Onze overheid, haar puike ambtenarij en de gedreven cultuurbeoordelaars worden in de eerste plaats geconfronteerd met een te kort aan middelen om de vele kwaliteitsvolle kunsthuizen en gedreven kunstenaars en cultuurwerkers op een levensvatbare manier te subsidiëren. Het kunst- en cultuurlandschap in Vlaanderen etaleert op geen enkele manier spilzucht, hebberigheid, noch gebrek aan inzet en kwaliteit. Integendeel, heel wat huizen en makers staat het lippen aan het water en bijten heel wat kunstenaars hun tanden stuk hoe ze überhaupt nog zullen kunnen creëren.
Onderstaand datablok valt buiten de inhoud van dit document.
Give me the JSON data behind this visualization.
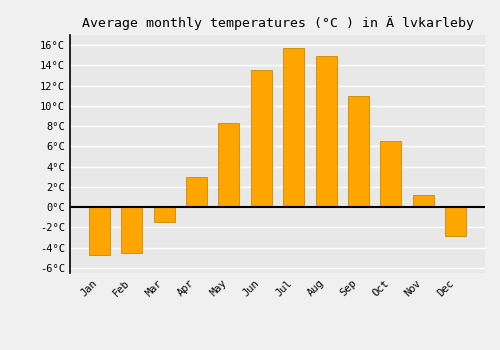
{
  "months": [
    "Jan",
    "Feb",
    "Mar",
    "Apr",
    "May",
    "Jun",
    "Jul",
    "Aug",
    "Sep",
    "Oct",
    "Nov",
    "Dec"
  ],
  "temperatures": [
    -4.7,
    -4.5,
    -1.5,
    3.0,
    8.3,
    13.5,
    15.7,
    14.9,
    11.0,
    6.5,
    1.2,
    -2.8
  ],
  "title": "Average monthly temperatures (°C ) in Ä lvkarleby",
  "bar_color": "#FFA500",
  "bar_edge_color": "#CC8800",
  "ylim": [
    -6.5,
    17.0
  ],
  "yticks": [
    -6,
    -4,
    -2,
    0,
    2,
    4,
    6,
    8,
    10,
    12,
    14,
    16
  ],
  "ytick_labels": [
    "-6°C",
    "-4°C",
    "-2°C",
    "0°C",
    "2°C",
    "4°C",
    "6°C",
    "8°C",
    "10°C",
    "12°C",
    "14°C",
    "16°C"
  ],
  "background_color": "#f0f0f0",
  "plot_bg_color": "#e8e8e8",
  "grid_color": "#ffffff",
  "zero_line_color": "#000000",
  "spine_color": "#000000",
  "title_fontsize": 9.5,
  "tick_fontsize": 7.5,
  "font_family": "monospace",
  "bar_width": 0.65
}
Als de overheid zich al terug trekt uit de sector gebeurt dit net omdat de sterkste schouders ontsnappen aan de democratische controle en plicht om volgens vermogen bij te dragen. Huts en andere mecenassen veroorzaken binnen het culturele werkveld een schrijnende vorm van sociale dumping. Veel acteurs, actrices, cineasten, beeldend kunstenaars, danser, muzikanten,…werken aan dumpingprijzen. Velen ontvangen weinig tot geen subsidies en krijgen de boodschap om uit te kijken naar alternatieve financieringsbronnen. De framing waar binnen deze kaalslag zich voltrekt gebeurt onder het mom van ‘noodzakelijke besparingen’.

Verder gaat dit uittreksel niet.